The federal government has warned of a massive setback for the euro rescue.
In fact, it would be good if the ESM could be in place as soon as possible. The ESM isa better tool to tackle the crisis than the EFSF.
Can you explain to the citizens of Germany, why they should be liable for deficit countries?
It is loans and guarantees that have been granted. Up to now, the rescues have not cost German taxpayers one euro, but of course there are risks. Germany is the biggest beneficiary of monetary union and the single market. Millions of jobs depend on exports to Europe. If our neighbor are in a bad way, it affects even Germany in the long run.
Why is the monetary union so unstable?
The monetary union has design flaws that must now be corrected. When the euro was introduced, it was said: Now we have new notes and coins. The bills look a bit more colorful. But otherwise not much has changed. One should have explained then that we had in fact become a member of a political union with the start of EMU. We now need to go back and do this over to complete the monetary union. The missing four building blocks are called: Financial Union, fiscal union, genuine economic union and a legitimate political union.
Would a joint liability for debts figure in at the end of this?
The four components are interdependent. A fiscal union is not possible without democratic control, accountability and control belong together. Euro Bonds are therefore only a logical element in a full fiscal union. They are not a crisis management tool. Nobody puts a credit card in someone else’s hands, without controlling his spending.
Since ECB President Mario Draghi’s inflammatory speech, the financial markets have regained confidence.

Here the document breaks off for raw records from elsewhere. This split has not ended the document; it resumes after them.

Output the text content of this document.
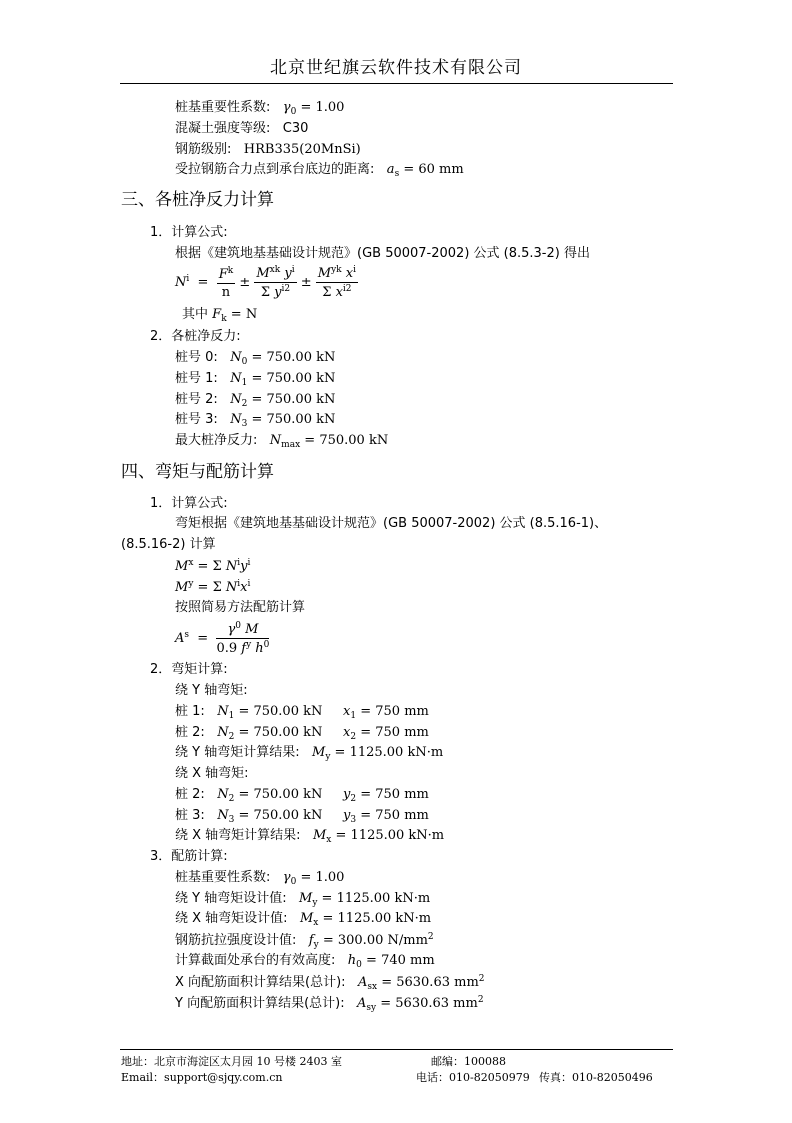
北京世纪旗云软件技术有限公司
桩基重要性系数: $\gamma_0 = 1.00$
混凝土强度等级: C30
钢筋级别: HRB335(20MnSi)
受拉钢筋合力点到承台底边的距离: $a_s = 60$ mm
三、各桩净反力计算
1．计算公式:
根据《建筑地基基础设计规范》(GB 50007-2002) 公式 (8.5.3-2) 得出
$N^i = \frac{F^k}{n} \pm \frac{M^{xk} y^i}{\Sigma y^{i2}} \pm \frac{M^{yk} x^i}{\Sigma x^{i2}}$
其中 $F_k = N$
2．各桩净反力:
桩号 0: $N_0 = 750.00$ kN
桩号 1: $N_1 = 750.00$ kN
桩号 2: $N_2 = 750.00$ kN
桩号 3: $N_3 = 750.00$ kN
最大桩净反力: $N_{max} = 750.00$ kN
四、弯矩与配筋计算
1．计算公式:
弯矩根据《建筑地基基础设计规范》(GB 50007-2002) 公式 (8.5.16-1)、
(8.5.16-2) 计算
$M^x = \Sigma$ $N^iy^i$
$M^y = \Sigma$ $N^ix^i$
按照简易方法配筋计算
$A^s = \frac{\gamma^0 M}{0.9 f^y h^0}$
2．弯矩计算:
绕 Y 轴弯矩:
桩 1: $N_1 = 750.00$ kN $x_1 = 750$ mm
桩 2: $N_2 = 750.00$ kN $x_2 = 750$ mm
绕 Y 轴弯矩计算结果: $M_y = 1125.00$ kN·m
绕 X 轴弯矩:
桩 2: $N_2 = 750.00$ kN $y_2 = 750$ mm
桩 3: $N_3 = 750.00$ kN $y_3 = 750$ mm
绕 X 轴弯矩计算结果: $M_x = 1125.00$ kN·m
3．配筋计算:
桩基重要性系数: $\gamma_0 = 1.00$
绕 Y 轴弯矩设计值: $M_y = 1125.00$ kN·m
绕 X 轴弯矩设计值: $M_x = 1125.00$ kN·m
钢筋抗拉强度设计值: $f_y = 300.00$ $N/mm^2$
计算截面处承台的有效高度: $h_0 = 740$ mm
X 向配筋面积计算结果(总计): $A_{sx} = 5630.63$ $mm^2$
Y 向配筋面积计算结果(总计): $A_{sy} = 5630.63$ $mm^2$
地址：北京市海淀区太月园 10 号楼 2403 室	邮编：100088
Email：support@sjqy.com.cn	电话：010-82050979 传真：010-82050496
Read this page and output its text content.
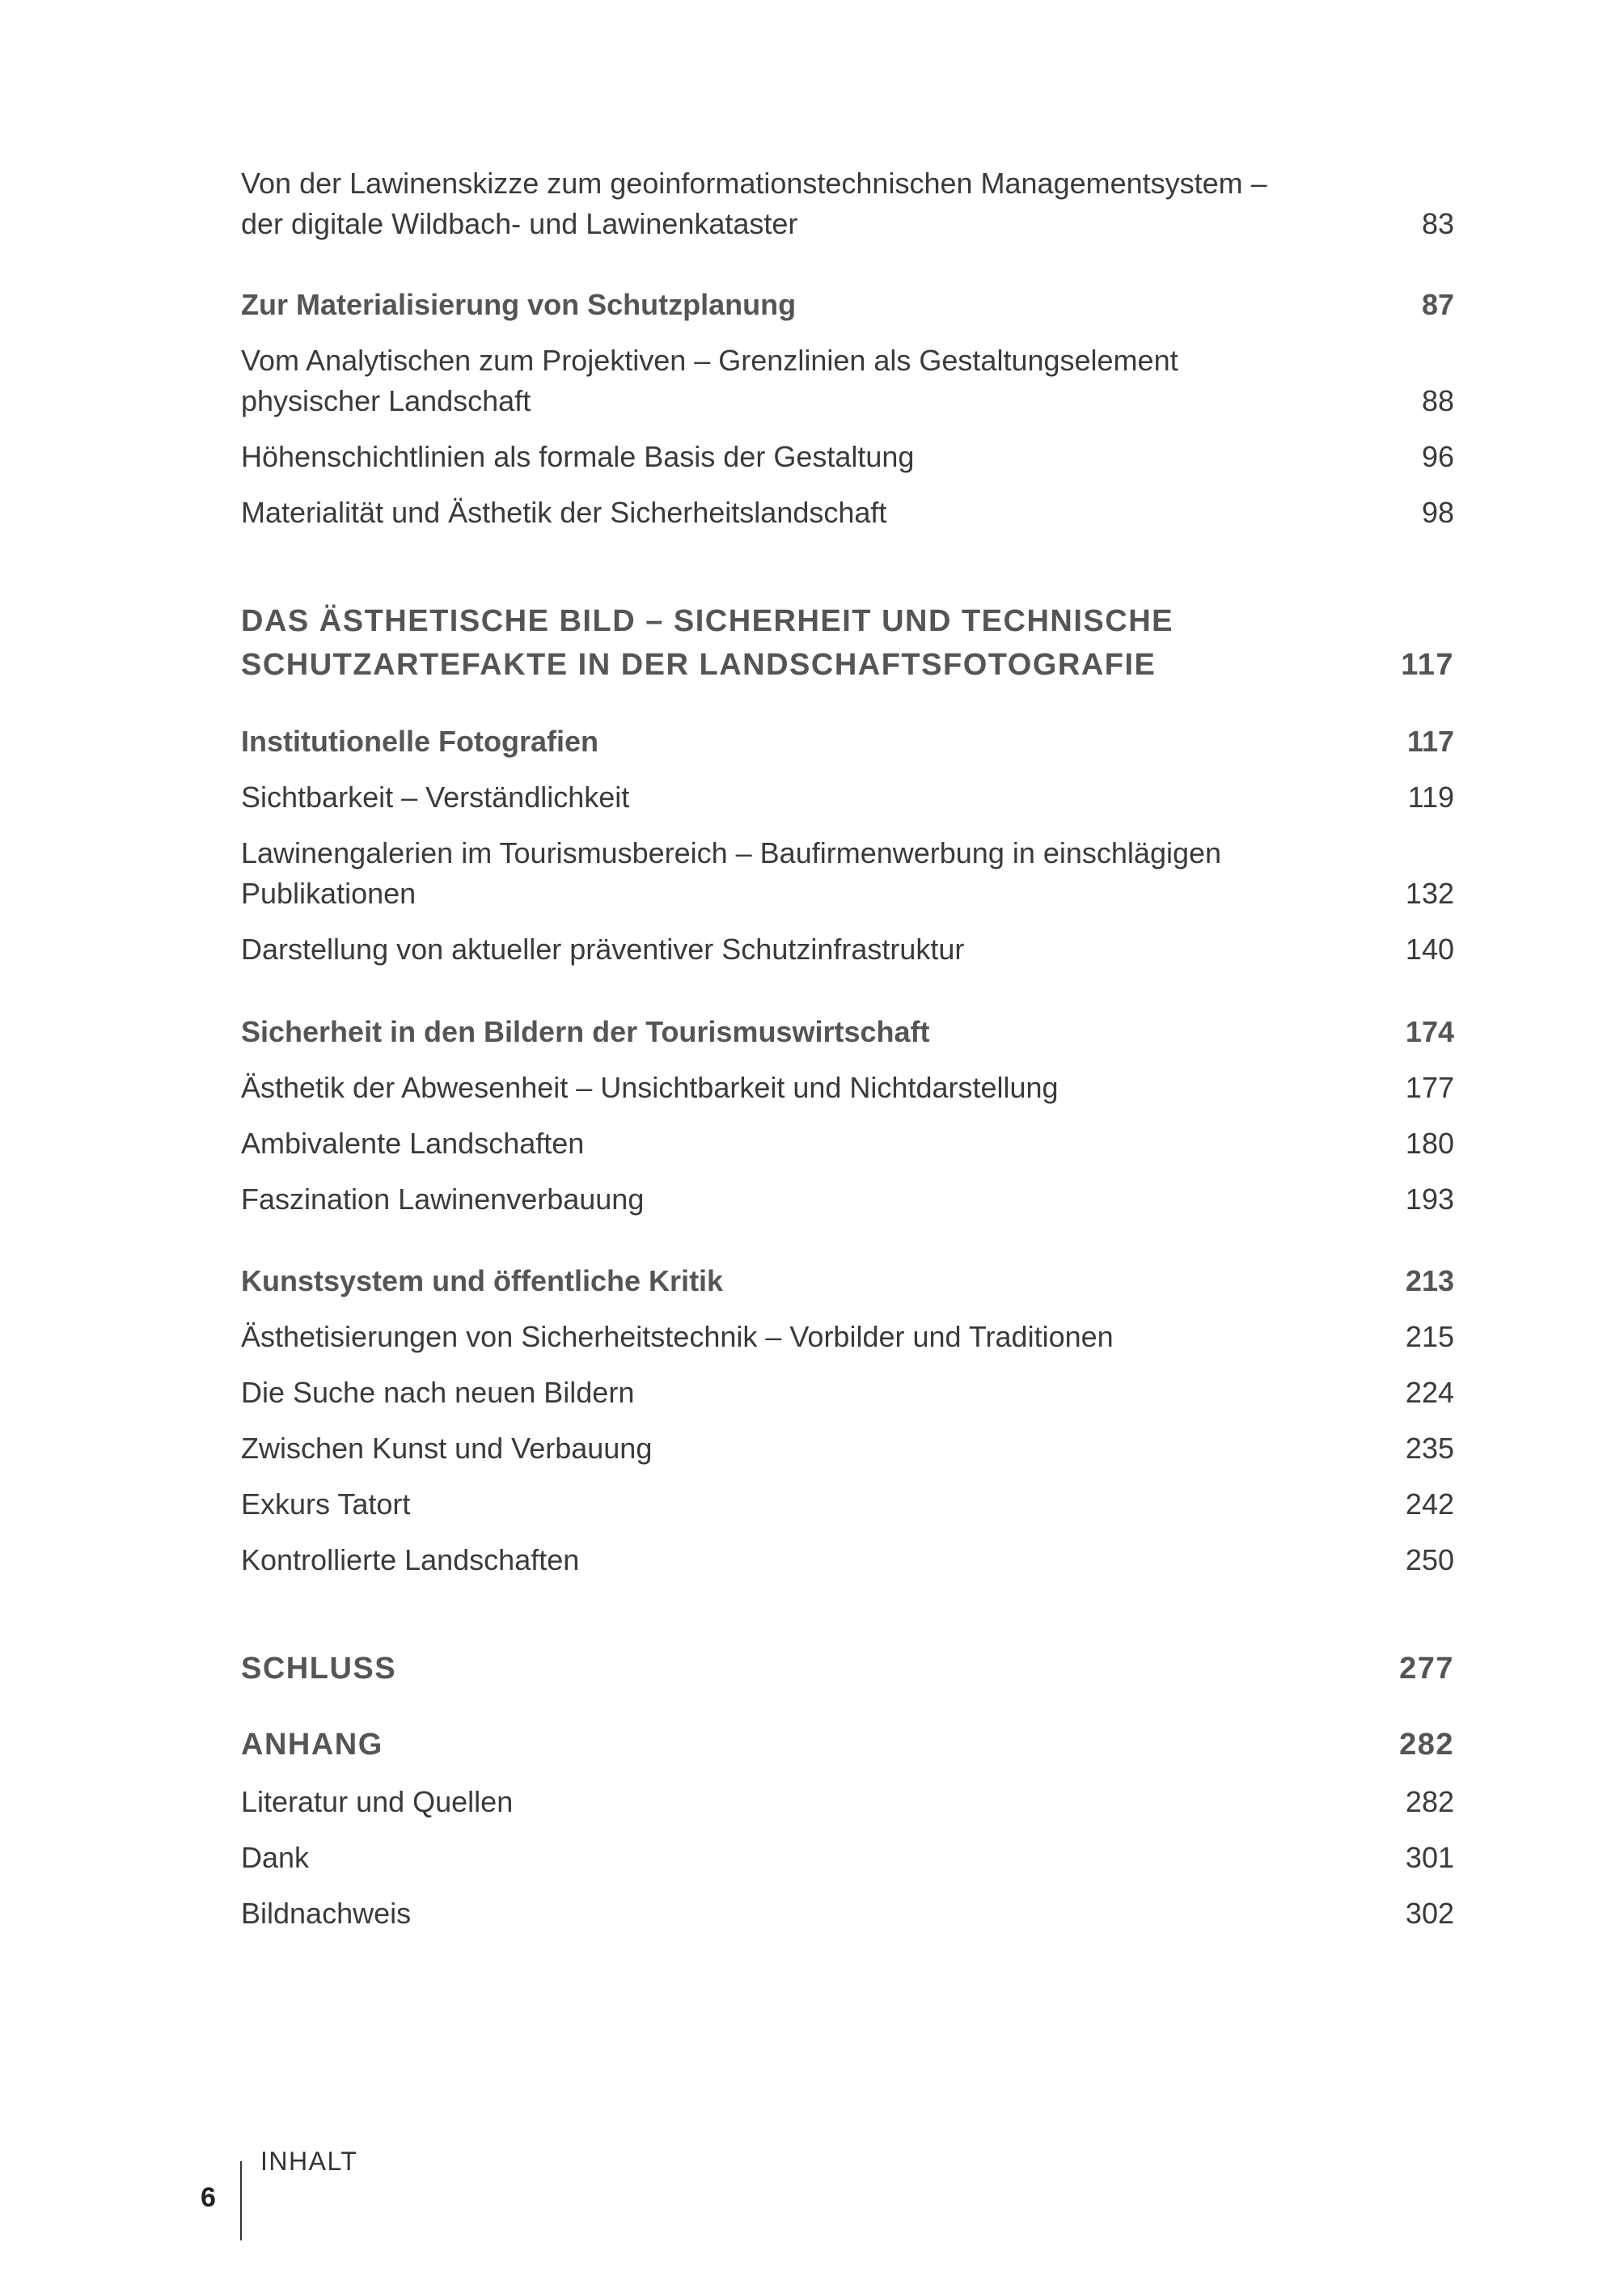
Von der Lawinenskizze zum geoinformationstechnischen Managementsystem – der digitale Wildbach- und Lawinenkataster	83
Zur Materialisierung von Schutzplanung	87
Vom Analytischen zum Projektiven – Grenzlinien als Gestaltungselement physischer Landschaft	88
Höhenschichtlinien als formale Basis der Gestaltung	96
Materialität und Ästhetik der Sicherheitslandschaft	98
DAS ÄSTHETISCHE BILD – SICHERHEIT UND TECHNISCHE SCHUTZARTEFAKTE IN DER LANDSCHAFTSFOTOGRAFIE	117
Institutionelle Fotografien	117
Sichtbarkeit – Verständlichkeit	119
Lawinengalerien im Tourismusbereich – Baufirmenwerbung in einschlägigen Publikationen	132
Darstellung von aktueller präventiver Schutzinfrastruktur	140
Sicherheit in den Bildern der Tourismuswirtschaft	174
Ästhetik der Abwesenheit – Unsichtbarkeit und Nichtdarstellung	177
Ambivalente Landschaften	180
Faszination Lawinenverbauung	193
Kunstsystem und öffentliche Kritik	213
Ästhetisierungen von Sicherheitstechnik – Vorbilder und Traditionen	215
Die Suche nach neuen Bildern	224
Zwischen Kunst und Verbauung	235
Exkurs Tatort	242
Kontrollierte Landschaften	250
SCHLUSS	277
ANHANG	282
Literatur und Quellen	282
Dank	301
Bildnachweis	302
6
INHALT
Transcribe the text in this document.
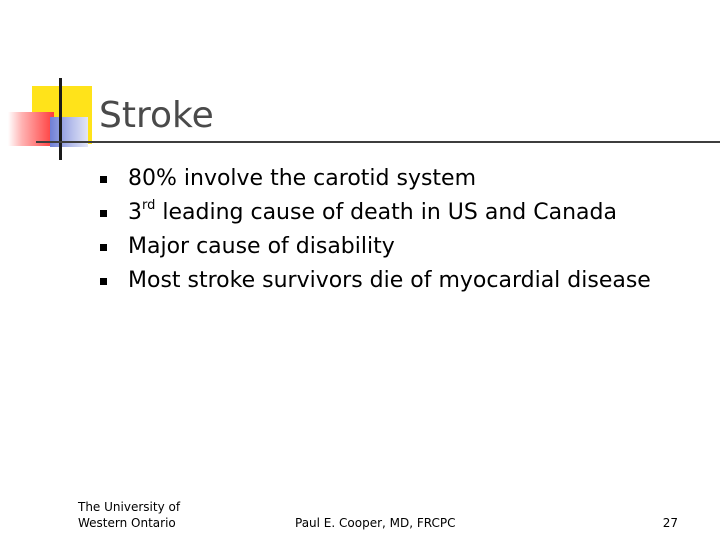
Stroke
80% involve the carotid system
3rd leading cause of death in US and Canada
Major cause of disability
Most stroke survivors die of myocardial disease
The University of
Western Ontario	Paul E. Cooper, MD, FRCPC	27
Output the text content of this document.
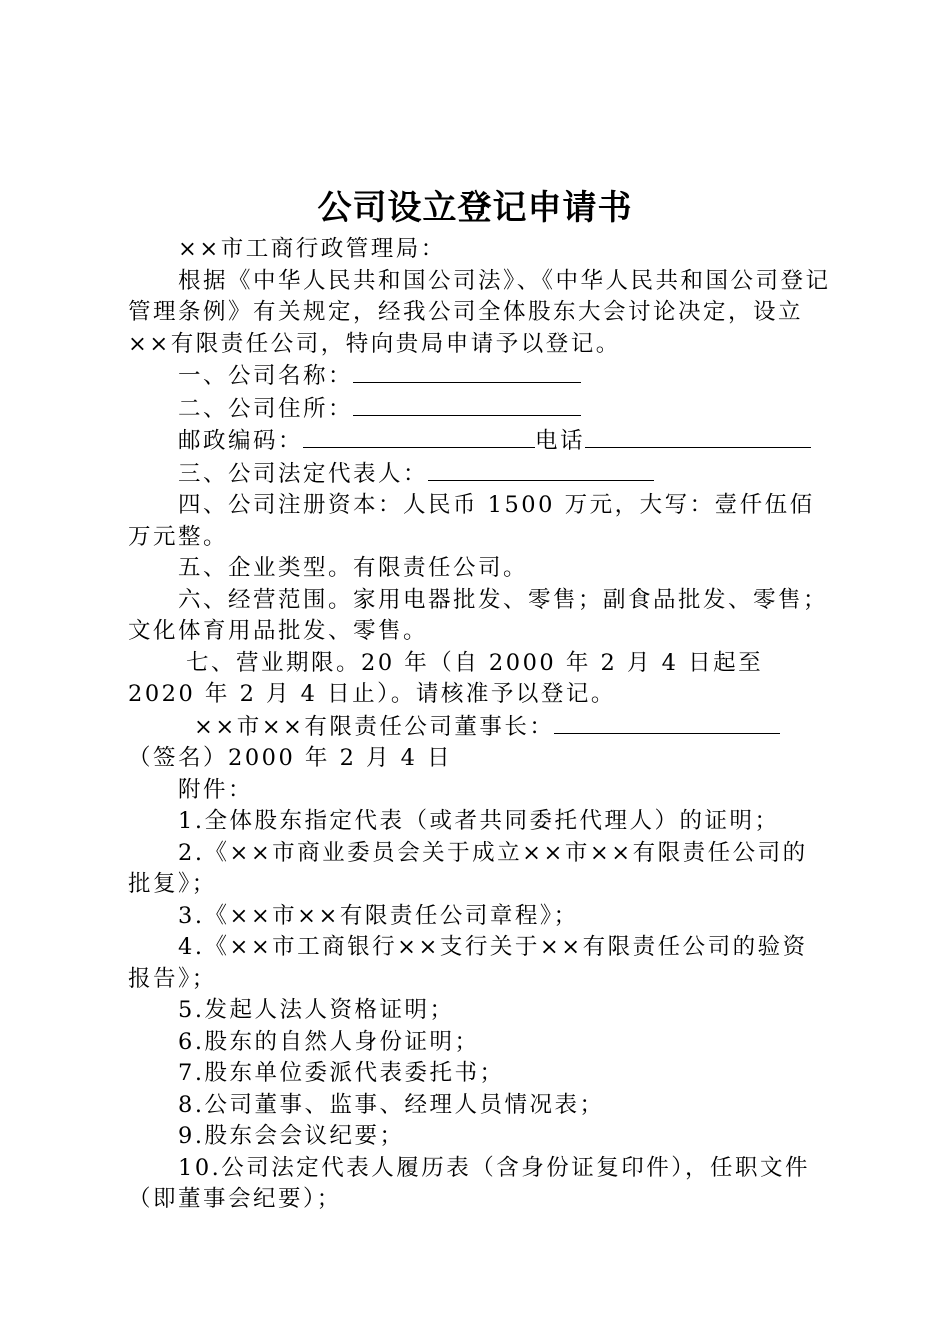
公司设立登记申请书

××市工商行政管理局：

根据《中华人民共和国公司法》、《中华人民共和国公司登记管理条例》有关规定，经我公司全体股东大会讨论决定，设立××有限责任公司，特向贵局申请予以登记。

一、公司名称：

二、公司住所：

邮政编码：	电话

三、公司法定代表人：

四、公司注册资本：人民币 1500 万元，大写：壹仟伍佰万元整。

五、企业类型。有限责任公司。

六、经营范围。家用电器批发、零售；副食品批发、零售；文化体育用品批发、零售。

七、营业期限。20 年（自 2000 年 2 月 4 日起至 2020 年 2 月 4 日止）。请核准予以登记。

××市××有限责任公司董事长：

（签名）2000 年 2 月 4 日

附件：

1.全体股东指定代表（或者共同委托代理人）的证明；

2.《××市商业委员会关于成立××市××有限责任公司的批复》；

3.《××市××有限责任公司章程》；

4.《××市工商银行××支行关于××有限责任公司的验资报告》；

5.发起人法人资格证明；

6.股东的自然人身份证明；

7.股东单位委派代表委托书；

8.公司董事、监事、经理人员情况表；

9.股东会会议纪要；

10.公司法定代表人履历表（含身份证复印件），任职文件（即董事会纪要）；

How can the ECB keep its promise to do everything to make the euro survive?
The President has said that the ECB will do everything within its mandate to ensure the survival of the euro.
What did he mean?
The financial markets are still demanding high risk premiums on government bonds of some countries. These premiums reflect amongst other things concerns about the irreversibility of the euro, i.e. a redenomination risk, which in a monetary union should not theoretically exist. The result is that our monetary policy is only incompletely transmitted to some euro area economies. The measures we take try to repair this defect in the monetary policy transmission mechanism, as its called in central bank speak.
I am going to end the translation there for now. I may come back and do the rest but it is very time-consuming. The bottom line here is this: Joerg Asmussen, despite being a member of the SPD, is fully supported by Angela Merkel as the Reuters article I highlighted in yesterday’s links states. He is singing from the same hymn book that Mario Draghi is singing from. And Angela Merkel supports this.
What will they do then? Clearly what Asmussen is saying is that risk premie in the euro zone incorrectly reflect redenomination risk and this is hampering the ECB’s ability to make monetary policy effective. As such, the ECB will target those countries in which redenomination risk has made monetary policy transmission mechanisms “incomplete” with special emergency measures. Asmussen does not say what those measures are but he clearly states that the ECB will take special measures in specific countries.
My read of the situation is that the ECB will attempt to disaggregate risk premia in euro land by supporting countries willing to accede to Troika budgetary control. In this way, markets and the ECB both will know how much of the risk premium in these countries was do to default risk associated with poor fiscal conditions and how much was due to redenomination risk.
I see this as an extremely important interview and statement because it makes quite plain what the ECB intends to do and why. The ECB is about to explicitly backstop euro area debt – probably only at the short end. And they will use “incomplete” monetary transmission due to redenomination risk as the reason why. This, they will argue falls within the ECB mandate fully and completely.
Get ready because that’s what is coming.